Decreto Legge Ristori. Sintesi delle nuove misure adottate dal Governo

E’ stato pubblicato in Gazzetta Ufficiale il DECRETO LEGGE “RISTORI” 137 del 28/10/2020. Il Governo ha stanziato 5,4 miliardi di euro a favore di ristoranti, partite Iva, gestori di palestre e piscine, discoteche, lavoratori stagionali e dello spettacolo, ovvero i settori più colpiti dal DPCM 24/10/2020. Riportiamo in sintesi i punti cardine del nuovo provvedimento: Contributi a fondo perduto I contributi a fondo perduto arriveranno con erogazione automatica sul conto corrente, secondo la stessa procedura già utilizzata dall’Agenza delle Entrate in relazione ai contributi previsti dal decreto Rilancio. Nel Decreto è prevista la suddivisione dei beneficiari per categorie. In base all’attività, il contributo varia dal 100% al 400%, fino ad un massimo di 150.000 euro. Possono fare domanda anche le imprese che non ne hanno usufruito nei mesi precedenti; tra i beneficiari ci sono anche le imprese che fatturano oltre 5 milioni di euro all’anno, con un ristoro pari al 10% da calcolare sulla perdita di fatturato. I contributi a fondo perduto sono previsti nella misura del:

  • 100% per gelaterie, pasticcerie e bar senza cucina;

  • 150% per ristorazione, aziende agricole e strutture alberghiere;

  • 200% per catering, piscine, palestre, teatri e cinema;

  • 400% per discoteche, sale da ballo e simili.

Proroga CIG CIG prorogata per altre 6 settimane. La proroga riguarda il periodo compreso tra il 16/11 e il 31/1/2021 e possono beneficiarne le imprese che hanno esaurito le settimane precedenti e da parte di quelle soggette a chiusura o limitazione delle attività economiche. Bonus lavoratori spettacolo e turismo Confermata l’indennità di 1.000 euro per i lavoratori dello spettacolo, stagionali e del turismo. Per queste categorie il decreto prevede anche la proroga della cassa integrazione. Credito d’imposta per affitti commerciali Il credito d’imposta sugli affitti commerciali sarà al 60%. Il beneficio riguarda i mesi di ottobre, novembre e dicembre. La misura viene allargata alle imprese con ricavi superiori a 5 milioni di euro annui, a patto che abbiano subito un calo di fatturato di almeno il 50%. Il credito sarà cedibile al proprietario dell’immobile locato. Reddito di emergenza Per coloro che ne hanno già beneficiato nei mesi passati, il DL Ristori conferma il reddito di emergenza per altre due mensilità. Il valore del beneficio è di 800 euro. Esonero contributi previdenziali A sostegno dell’imprenditoria, il dl Ristori prevede lo stop ai versamenti previdenziali per le imprese che hanno sospeso o ridotto l’attività a causa del Covid-19, tranne quelle del settore agricolo (per le quali sono previste altre misure). L’esonero contributivo dura 4 mesi al massimo ed è fruibile entro e non oltre maggio 2021. Il quantum dell’esonero viene calcolato sulla base della perdita di fatturato:

  • fino al 50% per le imprese che hanno avuto una riduzione inferiore al 20%;

  • fino al 100% per le imprese con riduzione pari o superiore al 20%.

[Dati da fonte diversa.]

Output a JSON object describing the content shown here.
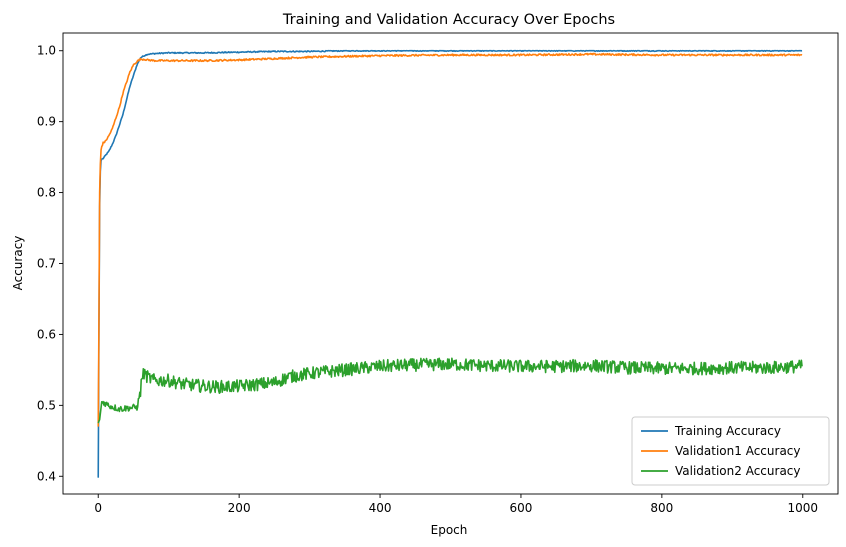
{
  "chart_data": {
    "type": "line",
    "title": "Training and Validation Accuracy Over Epochs",
    "xlabel": "Epoch",
    "ylabel": "Accuracy",
    "xlim": [
      -50,
      1050
    ],
    "ylim": [
      0.375,
      1.025
    ],
    "xticks": [
      0,
      200,
      400,
      600,
      800,
      1000
    ],
    "yticks": [
      0.4,
      0.5,
      0.6,
      0.7,
      0.8,
      0.9,
      1.0
    ],
    "grid": false,
    "legend_position": "bottom-right",
    "series": [
      {
        "name": "Training Accuracy",
        "color": "#1f77b4",
        "x": [
          0,
          1,
          2,
          3,
          4,
          5,
          7,
          10,
          15,
          20,
          25,
          30,
          35,
          40,
          45,
          50,
          55,
          60,
          65,
          70,
          80,
          100,
          150,
          200,
          250,
          300,
          350,
          400,
          500,
          600,
          700,
          800,
          900,
          999
        ],
        "y": [
          0.398,
          0.6,
          0.78,
          0.83,
          0.845,
          0.847,
          0.848,
          0.852,
          0.858,
          0.868,
          0.88,
          0.895,
          0.91,
          0.93,
          0.95,
          0.965,
          0.98,
          0.99,
          0.993,
          0.995,
          0.996,
          0.997,
          0.997,
          0.998,
          0.999,
          0.999,
          1.0,
          1.0,
          1.0,
          1.0,
          1.0,
          1.0,
          1.0,
          1.0
        ]
      },
      {
        "name": "Validation1 Accuracy",
        "color": "#ff7f0e",
        "x": [
          0,
          1,
          2,
          3,
          4,
          5,
          7,
          10,
          15,
          20,
          25,
          30,
          35,
          40,
          45,
          50,
          55,
          60,
          65,
          70,
          80,
          100,
          150,
          200,
          250,
          300,
          350,
          400,
          500,
          600,
          700,
          800,
          900,
          999
        ],
        "y": [
          0.47,
          0.62,
          0.8,
          0.84,
          0.86,
          0.865,
          0.87,
          0.872,
          0.88,
          0.89,
          0.905,
          0.92,
          0.94,
          0.955,
          0.97,
          0.98,
          0.985,
          0.988,
          0.988,
          0.987,
          0.986,
          0.986,
          0.986,
          0.987,
          0.989,
          0.991,
          0.992,
          0.993,
          0.994,
          0.994,
          0.995,
          0.994,
          0.994,
          0.994
        ]
      },
      {
        "name": "Validation2 Accuracy",
        "color": "#2ca02c",
        "x": [
          0,
          2,
          5,
          10,
          15,
          20,
          30,
          40,
          50,
          55,
          60,
          62,
          65,
          70,
          80,
          100,
          120,
          150,
          170,
          200,
          250,
          270,
          300,
          350,
          400,
          450,
          500,
          550,
          600,
          650,
          700,
          750,
          800,
          850,
          900,
          950,
          999
        ],
        "y": [
          0.475,
          0.48,
          0.505,
          0.503,
          0.5,
          0.498,
          0.495,
          0.496,
          0.497,
          0.497,
          0.52,
          0.54,
          0.545,
          0.54,
          0.535,
          0.535,
          0.53,
          0.527,
          0.526,
          0.527,
          0.532,
          0.54,
          0.545,
          0.55,
          0.555,
          0.557,
          0.558,
          0.556,
          0.555,
          0.555,
          0.556,
          0.553,
          0.552,
          0.552,
          0.553,
          0.553,
          0.555
        ]
      }
    ]
  }
}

Rata IMU cancellata Cancellata la seconda rata dell’IMU, da pagare entro il 16/12/2020 per tutti i soggetti economici colpiti dal DPCM 24/10/2020 ovvero ristoratori, gestori di cinema, teatri, palestre, piscine e altre attività per le quali è imposta la chiusura totale o anticipata alle 18.00. Credito d’imposta sugli affitti Il credito d’imposta sugli affitti viene esteso ai mesi di ottobre, novembre e dicembre ed allargato alle imprese con ricavi superiori ai 5 milioni di euro che abbiano subito un calo del fatturato del 50%. Il relativo credito è cedibile al proprietario dell’immobile locato. Filiera agricola, della pesca e dell’acquacoltura Previsto l’esonero dal versamento dei contributi previdenziali per tutta la filiera agricola, della pesca e dell’acquacoltura. La misura riguarda i contributi dovuti per il mese di novembre. Tale beneficio è riconosciuto anche a imprenditori agricoli, coltivatori diretti, mezzadri e coloni. Sport Riconosciuta un’indennità ulteriore per coloro che lavorano con lo sport ed hanno già ricevuto le indennità di 600 euro stabilite dal Cura Italia e poi dal dl Rilancio. L’importo del beneficio è aumentato a 800 euro. Inoltre viene istituito un apposito Fondo con 50 milioni di euro da destinare alle società sportive dilettantistiche danneggiate dalla riduzione o chiusura totale delle attività.